Spam on the XRP Ledger

Understanding SPAM

What is spam?

Spam on the XRP Ledger is any unwanted or unsolicited transaction that gets sent out in bulk.

About the XRP Ledger

The XRP Ledger is a decentralized blockchain that anyone can access and use. Features like the base reserve (wallet reserve) and owner reserve help to limit spam since people need to meet these reserve requirements in order to transaction on the network.

One of the best features of the XRPL is its low transaction fees. Often as low as .000012 XRP, sending transactions is extremely inexpensive which makes the XRPL a great way to move assets around the globe.

Another great feature is the “Memo” field.
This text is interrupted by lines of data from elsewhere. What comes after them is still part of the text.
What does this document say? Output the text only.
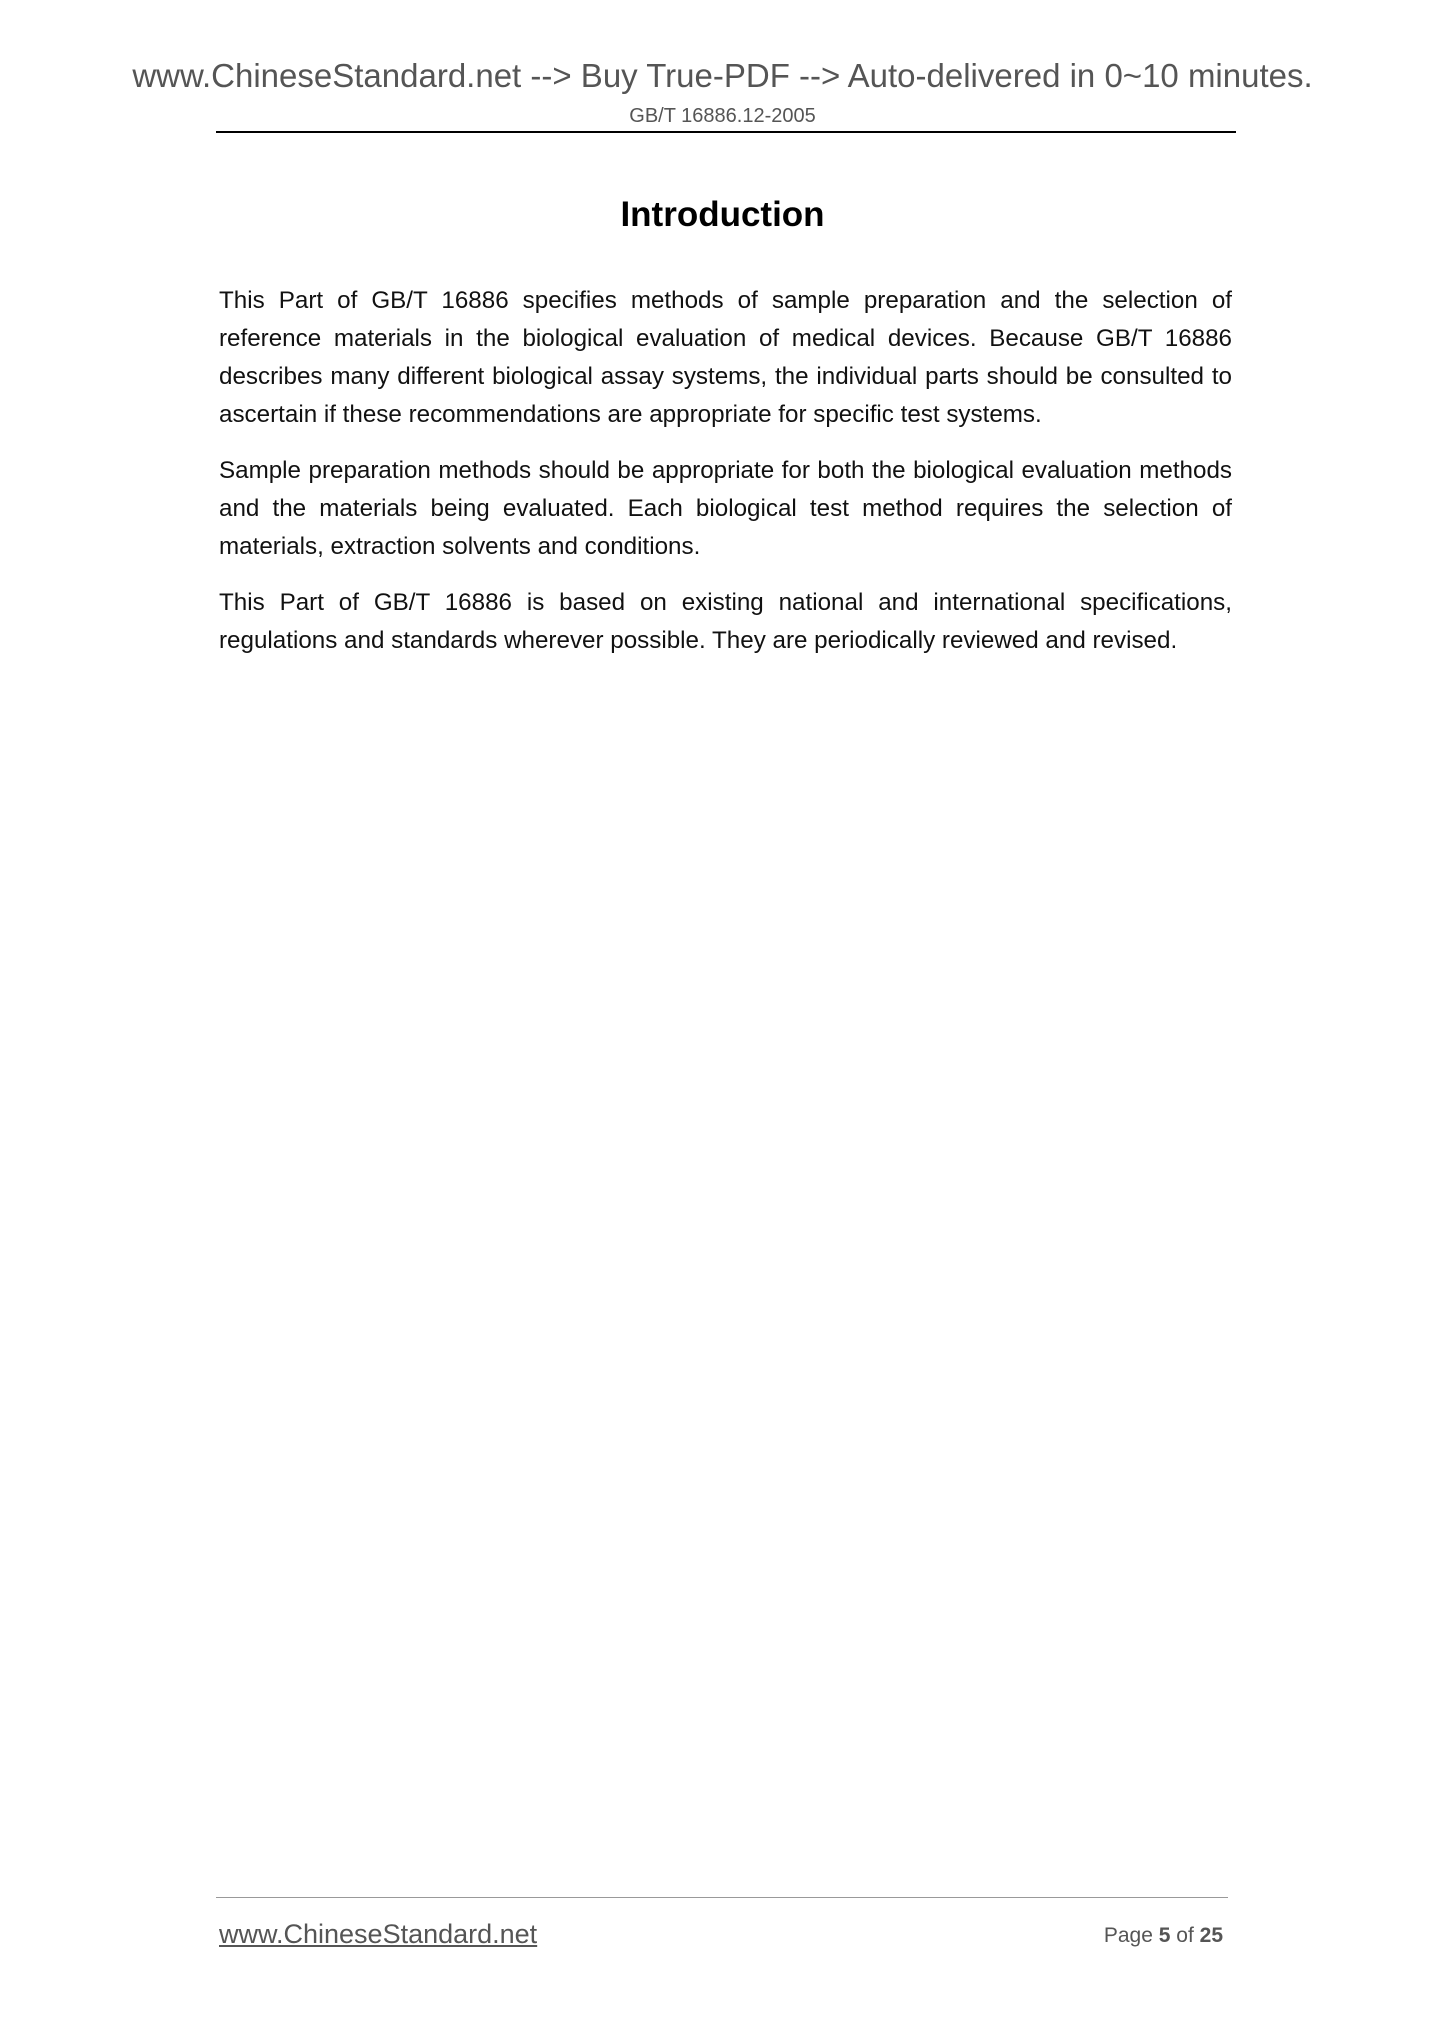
www.ChineseStandard.net --> Buy True-PDF --> Auto-delivered in 0~10 minutes.
GB/T 16886.12-2005
Introduction

This Part of GB/T 16886 specifies methods of sample preparation and the selection of reference materials in the biological evaluation of medical devices. Because GB/T 16886 describes many different biological assay systems, the individual parts should be consulted to ascertain if these recommendations are appropriate for specific test systems.

Sample preparation methods should be appropriate for both the biological evaluation methods and the materials being evaluated. Each biological test method requires the selection of materials, extraction solvents and conditions.

This Part of GB/T 16886 is based on existing national and international specifications, regulations and standards wherever possible. They are periodically reviewed and revised.

www.ChineseStandard.net	Page 5 of 25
The intention of this field is to allow the transaction sender to include a short note in the transaction to help identify it for accounting purposes.

Unfortunately, some unscrupulous people have discovered these two features and combined them to distribute spam across the network.

How it works

Some people have figured out that they can combine the low fees of the XRPL with the Memo field to send low value transactions to a large number of accounts.
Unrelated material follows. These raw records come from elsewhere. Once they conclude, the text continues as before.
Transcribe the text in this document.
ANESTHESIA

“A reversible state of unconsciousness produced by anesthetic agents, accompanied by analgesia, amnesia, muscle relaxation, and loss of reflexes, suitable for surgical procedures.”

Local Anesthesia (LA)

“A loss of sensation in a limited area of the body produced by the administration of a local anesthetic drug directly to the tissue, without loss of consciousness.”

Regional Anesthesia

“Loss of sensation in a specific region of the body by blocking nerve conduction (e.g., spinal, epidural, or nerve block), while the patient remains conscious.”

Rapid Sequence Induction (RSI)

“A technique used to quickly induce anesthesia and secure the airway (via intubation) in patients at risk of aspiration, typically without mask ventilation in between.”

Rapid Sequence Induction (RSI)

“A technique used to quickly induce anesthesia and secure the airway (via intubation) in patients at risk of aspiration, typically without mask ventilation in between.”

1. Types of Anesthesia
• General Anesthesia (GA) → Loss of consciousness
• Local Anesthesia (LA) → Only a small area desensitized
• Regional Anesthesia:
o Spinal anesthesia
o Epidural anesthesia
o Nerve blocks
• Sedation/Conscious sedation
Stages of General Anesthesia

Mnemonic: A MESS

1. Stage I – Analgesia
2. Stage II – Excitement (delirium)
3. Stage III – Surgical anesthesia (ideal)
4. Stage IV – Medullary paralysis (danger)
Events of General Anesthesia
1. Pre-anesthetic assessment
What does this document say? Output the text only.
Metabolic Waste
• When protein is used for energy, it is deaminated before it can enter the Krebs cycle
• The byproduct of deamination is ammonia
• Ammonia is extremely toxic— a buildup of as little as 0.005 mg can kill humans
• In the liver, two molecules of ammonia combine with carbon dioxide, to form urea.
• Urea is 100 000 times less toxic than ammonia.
By doing this, they can get their “message” out to thousands of people at a very low cost.

Why do token issuers send spam?

It is simply a marketing ploy to get you to participate in their project. People who send unsolicited transactions on the XRPL are trying to get you to buy their token or their NFT, or whatever it is that they are promoting. Legitimate projects do not send unsolicited transactions across public networks.

What can I do about spam on the XRPL?

Some people who receive spam, take it upon themselves to contact the scam token issuers and explain (often in very strong language) spamming a public network is… unwanted and undesirable.

Others take to social media to condemn the token issuers and warn others not to participate.

Most people simply ignore the transactions though and we advise you to do this as well.

Can I delete the transaction from Xumm?

Nobody can delete a transaction from the XRP Ledger or from Xumm. If it exists on the XRPL, Xumm will display it.

Do these spam transactions cost me XRP?

No. It costs the sender to send them. The sender pays the XRPL transaction fees, not you.

Should I return the tokens to them?

That is completely up to you. These spammers want to get some sort of reply from you. That way they know you are reading their messages. Once you reply, they will most likely send you targeted messages and perhaps even try to convince you to purchase their token or get you to send them your private keys. There is no telling what their intentions are.

If I return it will I be charged a transaction fee?

Yes. The XRPL automatically charges transaction fees in order to process transactions. It will cost you XRP to send the funds back to them.

Can they access my account in any way?

Absolutely not. No one can access you XRPL account unless they know your account secret. (Secret numbers / Family seed / Mnemonic) As long as you keep your account secret safe and secure, your funds are safe. The only way someone can access your XRPL account is if you give them your account secret. See this article for more information:

I clicked on the memo in a transaction. Am I in any danger?

No. Reviewing a transaction on the XRPL is not dangerous. The only way someone can access your XRPL account is if they get access to your account secret. See this article for more information:

How did they get my r-address? I’ve been very careful who I’ve interacted with in the XRP community…

Since the XRP Ledger is a public blockchain, there are many ways to get a list of random r-addresses. If you have created a Trust Line or sent funds to/from a crypto exchange, or participated in an airdrop, your r-address can be filtered and obtained.

There’s currently no way of preventing this from happening so all addresses can potentially be spammed.

How does Xumm handle spam?

We have numerous ways of identifying spam including searching the XRP Ledger for token issuers who send multiple transactions with memos. When we find accounts that appear to be sending spam, we analyse the history of the account, immediately suppress the memo field and add a notification indicating the transaction may be dangerous. As well, for our Xumm Pro users, the push notifications are suppressed so you are not notified when the spam transactions arrive in your account.

Is Xumm working on some way to fix this?

We certainly are! Here is a sneak peek of what we are working on…

  • We are considering a proposal to amend the XRPL. If transactions with long memos were subjected to escalating fees, it would make it more far more expensive for people to spam the network. It could still be done, but the amendment would make it prohibitively expensive.

  • We have been developing a project that we call Hooks. (Hooks are basically smart contracts on the XRPL.) If Hooks makes it to the XRPL (via an amendment), people will be able to install a “hook” that would filter out spam transactions. Think of it like a firewall that would block “shady” or questionable transactions.